Child abuse, womb cancer and the NHS reforms are back giving GPs grief
A round up of the health news headlines on Thursday 5 April
The RCP warns that children are being left at risk of abuse because doctors are spread too thinly, The Telegraph reports.
A survey of 59 designated paediatricians with responsibility for child protection revealed that one doctor was expected to cover a population of 200,000 children with no allotted time for the role. The poll also found that just over one in ten thought the NHS reforms would improve child protection.
The report said: "It is clear that doctors do not feel adequately trained or resourced to effectively safeguard children, potentially putting children's lives at risk."
More women are dying from cancer of the womb as diagnoses increase due to obesity, data conducted by Cancer Research has found.
The BBC reports that the number of deaths has increased by 18% in the past decade. From the 1970s to 1996 the incidence of womb cancer stayed roughly the same at about 13.7 cases for every 100,000 women in the UK. It now stands at 19.6 per 100,000, a 43% increase.
It has been suggested that rising levels of obesity were behind the rise.

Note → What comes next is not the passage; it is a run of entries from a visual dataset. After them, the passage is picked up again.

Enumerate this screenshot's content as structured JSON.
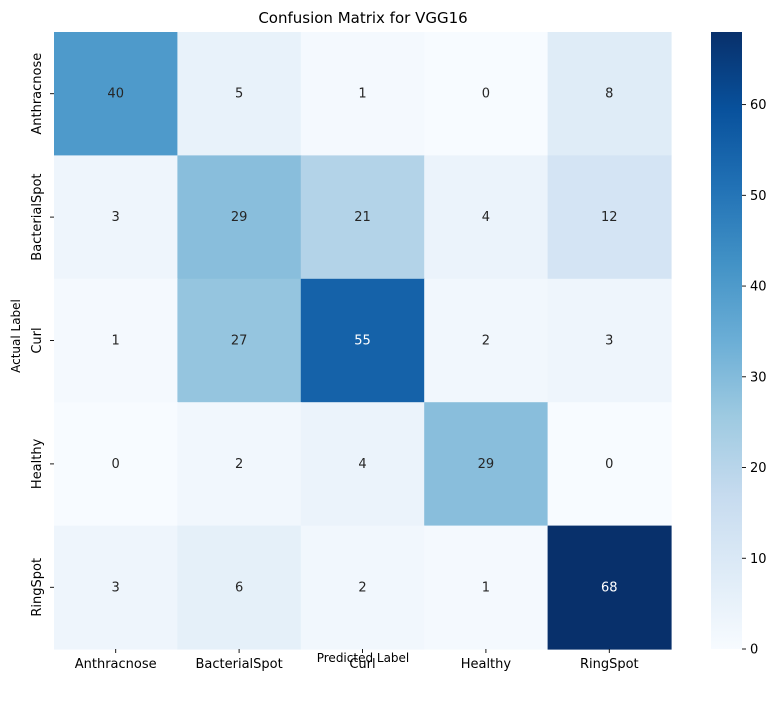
{
  "chart_data": {
    "type": "heatmap",
    "title": "Confusion Matrix for VGG16",
    "xlabel": "Predicted Label",
    "ylabel": "Actual Label",
    "x_categories": [
      "Anthracnose",
      "BacterialSpot",
      "Curl",
      "Healthy",
      "RingSpot"
    ],
    "y_categories": [
      "Anthracnose",
      "BacterialSpot",
      "Curl",
      "Healthy",
      "RingSpot"
    ],
    "values": [
      [
        40,
        5,
        1,
        0,
        8
      ],
      [
        3,
        29,
        21,
        4,
        12
      ],
      [
        1,
        27,
        55,
        2,
        3
      ],
      [
        0,
        2,
        4,
        29,
        0
      ],
      [
        3,
        6,
        2,
        1,
        68
      ]
    ],
    "colormap": "Blues",
    "colormap_stops": [
      "#f7fbff",
      "#deebf7",
      "#c6dbef",
      "#9ecae1",
      "#6baed6",
      "#4292c6",
      "#2171b5",
      "#08519c",
      "#08306b"
    ],
    "value_range": [
      0,
      68
    ],
    "colorbar_ticks": [
      "0",
      "10",
      "20",
      "30",
      "40",
      "50",
      "60"
    ],
    "annotations": true
  }
}
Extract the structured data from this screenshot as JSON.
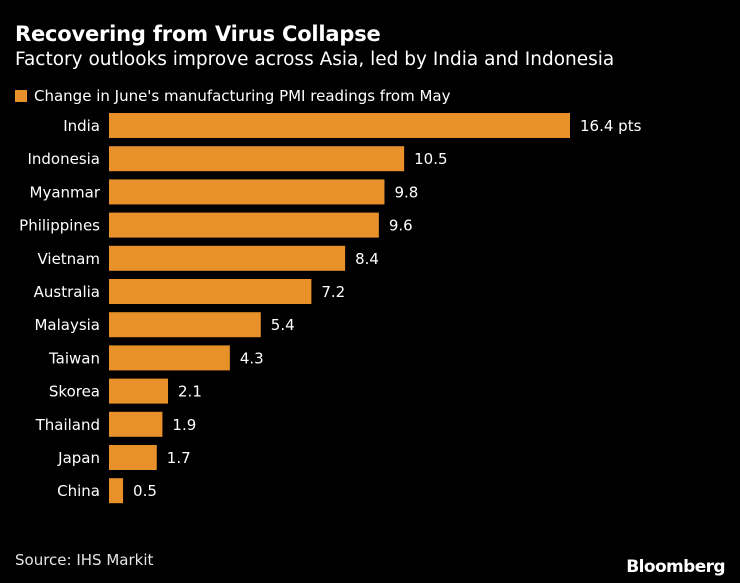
{
  "chart_data": {
    "type": "bar",
    "orientation": "horizontal",
    "title": "Recovering from Virus Collapse",
    "subtitle": "Factory outlooks improve across Asia, led by India and Indonesia",
    "legend": "Change in June's manufacturing PMI readings from May",
    "categories": [
      "India",
      "Indonesia",
      "Myanmar",
      "Philippines",
      "Vietnam",
      "Australia",
      "Malaysia",
      "Taiwan",
      "Skorea",
      "Thailand",
      "Japan",
      "China"
    ],
    "values": [
      16.4,
      10.5,
      9.8,
      9.6,
      8.4,
      7.2,
      5.4,
      4.3,
      2.1,
      1.9,
      1.7,
      0.5
    ],
    "value_labels": [
      "16.4 pts",
      "10.5",
      "9.8",
      "9.6",
      "8.4",
      "7.2",
      "5.4",
      "4.3",
      "2.1",
      "1.9",
      "1.7",
      "0.5"
    ],
    "xlim": [
      0,
      16.4
    ],
    "grid": false,
    "xlabel": "",
    "ylabel": ""
  },
  "colors": {
    "bar": "#e8912a",
    "background": "#000000",
    "text": "#ffffff"
  },
  "footer": {
    "source": "Source: IHS Markit",
    "brand": "Bloomberg"
  }
}
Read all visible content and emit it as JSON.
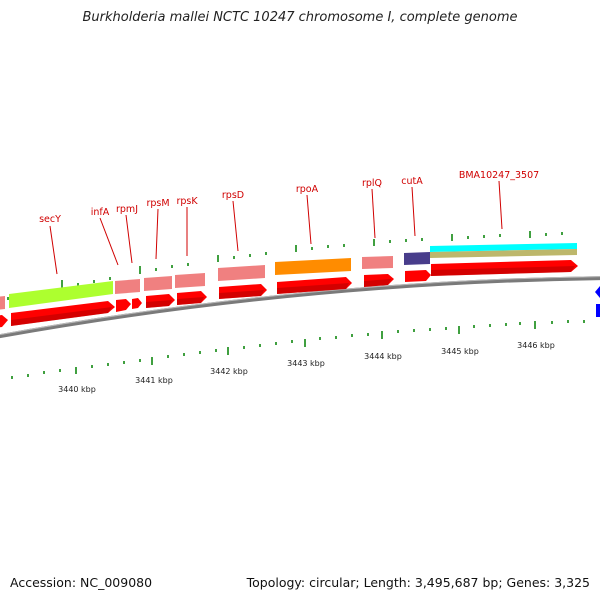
{
  "title": "Burkholderia mallei NCTC 10247 chromosome I, complete genome",
  "footer": {
    "accession": "Accession: NC_009080",
    "summary": "Topology: circular; Length: 3,495,687 bp; Genes: 3,325"
  },
  "ruler_labels": [
    "3440 kbp",
    "3441 kbp",
    "3442 kbp",
    "3443 kbp",
    "3444 kbp",
    "3445 kbp",
    "3446 kbp"
  ],
  "gene_labels": [
    "secY",
    "infA",
    "rpmJ",
    "rpsM",
    "rpsK",
    "rpsD",
    "rpoA",
    "rplQ",
    "cutA",
    "BMA10247_3507"
  ],
  "colors": {
    "cds": "#ff0000",
    "cog_pink": "#f08080",
    "cog_lime": "#adff2f",
    "cog_orange": "#ff8c00",
    "cog_navy": "#483d8b",
    "cog_cyan": "#00ffff",
    "cog_khaki": "#bdb76b",
    "backbone": "#808080",
    "tick": "#008000",
    "label": "#d00000",
    "strand_marker": "#0000ff"
  }
}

Cancer Research UK said the finding was "hugely troubling".
On a not-unrelated theme, the UK fertility regulator is encouraging an increase egg and sperm donors, the BBC reports.
The Human Fertilisation and Embryology Authority (HFEA) is launching a new drive to encourage more donors to come forward to help infertile couples have a child.
The HFEA is trying to increase the number of national donors because of concerns about the safety of treatment abroad.
But critics argue that donors should not be given more encouragement to come forward.
Josephine Quintavalle, of Comment on Reproductive Ethics, said: ‘It's one thing to incur risks for your own fertility treatment," she said, "quite another to be exposed to those risks for the benefit of other mothers.'
The number of GPs who believe that the NHS reforms will improve patient care is falling, a BBC poll suggests.
Just 12% agree that putting GP-led groups in charge of the budget would mean patients would see a ‘noticeable' improvement. A figure that is down from 23% in September 2010.
A majority of the 814 GPs polled, 83% believe that there would be an increase in rationing in their area.
But, when asked about the role of private companies in the NHS, 87% agreed the changes set out in the health bill would lead to them having a bigger role.